In viaggio
- Il Ricordo di Sé
- 23 mar
- Tempo di lettura: 2 min

Sul treno. Mi ero assopito, e vengo svegliato da un bimbo che piange. Non piange. Urla, con tutta la disperazione di cui è capace, come fa un bimbo, che quando fa una cosa ci mette tutto se stesso. I genitori provano, inutilmente, a farlo calmare, il padre, in piedi, lo ha preso in collo dondolandolo e sorridendogli e offrendo parole di conforto, la mamma prova a deviare la sua attenzione mostrandogli qualcosa sul cellulare. Entrambi i genitori sono evidentemente a disagio, preoccupati di disturbare i viaggiatori sul treno.
Stanno "considerando internamente", per usare il linguaggio della quarta via, ossia sono identificati con quello che la gente può pensare della situazione, e con il disturbo che il bimbo sta creando. Osservo le altre persone, alcune con espressioni più o meno ovvie di disappunto. Una donna sorride ai genitori, sembra provare della compassione, il suo centro emozionale vuole sostenerli in qualche modo.
In me stesso ci sono tutti questi io, ogni centro reagisce come sua natura, il centro istintivo prova attrito, il centro emozionale è stato educato a comprendere la situazione e a trasformarla, ossia accetta e prova a usare l'energia dell'attrito per essere più nel momento presente. Il centro intellettuale supporta portando atteggiamenti utili per la situazione.
Questo è il piano dei centri inferiori, dove il lavoro avviene, per creare e mantenere l'equilibrio che facilità il riconoscimento dei centri superiori.
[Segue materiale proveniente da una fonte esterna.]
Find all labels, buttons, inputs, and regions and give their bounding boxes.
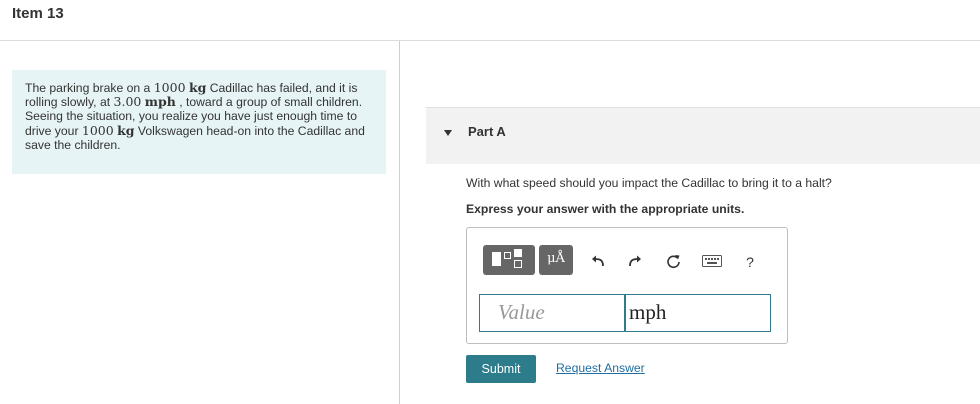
units-button[interactable]: μÅ xyxy=(539,245,573,275)
request-answer-link[interactable]: Request Answer xyxy=(556,361,645,375)
problem-text: The parking brake on a xyxy=(25,81,154,95)
instruction-text: Express your answer with the appropriate… xyxy=(466,202,745,216)
page: Item 13 The parking brake on a 1000 kg C… xyxy=(0,0,980,404)
answer-box: μÅ ? Value mph xyxy=(466,227,788,344)
problem-unit: kg xyxy=(188,80,207,95)
keyboard-icon[interactable] xyxy=(701,253,723,269)
part-a-header[interactable]: Part A xyxy=(426,107,980,164)
help-icon[interactable]: ? xyxy=(742,254,758,270)
undo-icon[interactable] xyxy=(590,253,606,269)
problem-unit: kg xyxy=(117,122,135,138)
templates-button[interactable] xyxy=(483,245,535,275)
value-input[interactable]: Value xyxy=(479,294,625,332)
problem-number: 1000 xyxy=(153,80,186,95)
problem-statement: The parking brake on a 1000 kg Cadillac … xyxy=(12,70,386,174)
submit-button[interactable]: Submit xyxy=(466,355,536,383)
problem-number: 3.00 xyxy=(113,94,142,110)
reset-icon[interactable] xyxy=(665,253,681,269)
question-text: With what speed should you impact the Ca… xyxy=(466,176,832,190)
column-divider xyxy=(399,41,400,404)
collapse-triangle-icon[interactable] xyxy=(444,130,452,136)
redo-icon[interactable] xyxy=(627,253,643,269)
problem-number: 1000 xyxy=(81,122,114,138)
units-icon: μÅ xyxy=(547,251,565,266)
unit-input[interactable]: mph xyxy=(625,294,771,332)
problem-unit: mph xyxy=(144,94,176,110)
item-title: Item 13 xyxy=(12,5,64,22)
part-label: Part A xyxy=(468,124,506,139)
item-header: Item 13 xyxy=(0,0,980,41)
Essi sono su un altro livello, dove c'è una certa neutralità, e ognuno dei dettagli elencati, esteriori o interiori, perdono i loro attributi, che continuano necessariamente a esistere nei centri inferiori, in diversi gradi di identificazione, come fossero il vestito del momento: questo mi piace, questo no, questo è giusto, questo no, sono triste, o felice, o annoiato. È qui che il percorso di osservazione, di dare un nome ai meccanismi dell'essenza, della personalità, e delle leggi che ci governano è necessario.
Su un piano meno visibile, tutto quello che viviamo e osserviamo, su scala grande o piccola, è un evento che diventa significativo per i centri superiori per riconoscersi in ogni cosa: un bimbo che urla, i genitori e le altre persone con le interazioni implicate, il mio amico che nonostante le urla continua a dormire accanto a me, un uomo che mangia il suo pranzo, gli io, i miei e quelli degli altri.
I centri superiori hanno un senso di apertura e di curiosità, per il prossimo momento che arriva, come quando siamo in viaggio, magari in treno, e guardiamo dal vetro il paesaggio, nuovo a ogni istante.